In summary, hair steroid analysis is transitioning into practice for select applications. Cortisol in hair is the most validated, with strong evidence supporting its use in diagnosing and monitoring Cushing’s syndrome (with sensitivity and specificity around 90% or above in experienced laboratories) and promising applications in chronic stress assessment. At-home collection validity and analytical robustness have been demonstrated, which paves the way for broader clinical deployment (Stalder et al., 2016). As always, establishing reference intervals is part of clinical validation: efforts like the Erasmus Rotterdam cohort and others have produced age-stratified reference ranges for hair cortisol (de Kruijff et al., 2020) and are working on similar data for other hair steroids. With each new study, the confidence in hair steroid measurements grows.
It’s important to communicate to clinicians that hair measurements complement rather than replace traditional tests in many cases. For example, in suspected Cushing’s, one would still do blood, urine, or saliva tests; hair cortisol adds a long-term perspective and can be especially useful if those tests are equivocal or if cyclic disease is suspected. In the context of mental health, hair cortisol provides biological validation of a patient’s chronic stress load, which can strengthen a holistic assessment. As for the endocannabinoids and other experimental hair biomarkers, these are in the research validation phase. A recent 2025 study measured anandamide (AEA), 2-AG, PEA, OEA in hair of PTSD patients, exploring correlations with symptom severity (Bergunde et al., 2025). Such studies are defining how these novel markers behave; early results suggest, for instance, that low hair AEA might be linked with high anxiety symptoms, but these are not yet validated for clinical use.

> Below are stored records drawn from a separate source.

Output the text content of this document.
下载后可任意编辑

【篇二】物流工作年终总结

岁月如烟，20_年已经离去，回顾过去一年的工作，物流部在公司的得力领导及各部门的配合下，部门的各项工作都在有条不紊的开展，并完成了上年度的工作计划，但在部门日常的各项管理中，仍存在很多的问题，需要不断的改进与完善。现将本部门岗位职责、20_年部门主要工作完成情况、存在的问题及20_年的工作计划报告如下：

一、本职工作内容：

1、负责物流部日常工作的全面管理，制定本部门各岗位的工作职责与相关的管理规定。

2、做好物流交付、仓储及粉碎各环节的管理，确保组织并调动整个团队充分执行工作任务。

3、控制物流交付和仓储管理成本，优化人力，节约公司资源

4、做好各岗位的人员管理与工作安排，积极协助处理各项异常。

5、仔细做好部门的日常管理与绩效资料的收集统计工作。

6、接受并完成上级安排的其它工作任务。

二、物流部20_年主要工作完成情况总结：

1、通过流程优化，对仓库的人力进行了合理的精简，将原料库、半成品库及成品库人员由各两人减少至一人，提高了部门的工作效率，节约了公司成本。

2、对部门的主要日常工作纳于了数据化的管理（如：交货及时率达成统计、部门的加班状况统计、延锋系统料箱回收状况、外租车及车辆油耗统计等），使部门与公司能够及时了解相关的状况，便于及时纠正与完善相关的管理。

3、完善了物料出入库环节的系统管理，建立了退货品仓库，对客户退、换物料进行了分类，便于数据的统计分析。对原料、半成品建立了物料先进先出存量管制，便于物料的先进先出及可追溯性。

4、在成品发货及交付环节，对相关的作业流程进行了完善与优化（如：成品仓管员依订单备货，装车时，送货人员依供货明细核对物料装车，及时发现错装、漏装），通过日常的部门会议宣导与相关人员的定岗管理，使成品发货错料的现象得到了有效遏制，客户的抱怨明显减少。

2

In conclusion, the clinical validation of hair steroids is most solid for cortisol (and to a degree cortisone), with growing support for its use in endocrinology and psychosomatic medicine. Other hair steroids and modulators (DHEA, testosterone, progesterone, endocannabinoids) are research-frontier markers – our current panel includes them on an exploratory basis, and we interpret them with caution. As validation studies continue, we anticipate these too may find specialized clinical roles. For now, they serve to enrich research data and generate hypotheses, while cortisol remains the cornerstone hair hormone for clinically actionable insights.
(Experimental/Research Markers Notice): The inclusion of hair endocannabinoids (AEA, 2-AG, PEA) and certain steroid hormones like DHEA and progesterone in our panel is primarily for research purposes at this stage. These analytes can be measured with advanced LC-MS/MS techniques (Behringer et al., 2021), but their clinical interpretation is not yet established. We consider these results as exploratory data points. Any findings related to these experimental markers will be interpreted with caution and in the context of supporting research literature, rather than as definitive clinical diagnostics.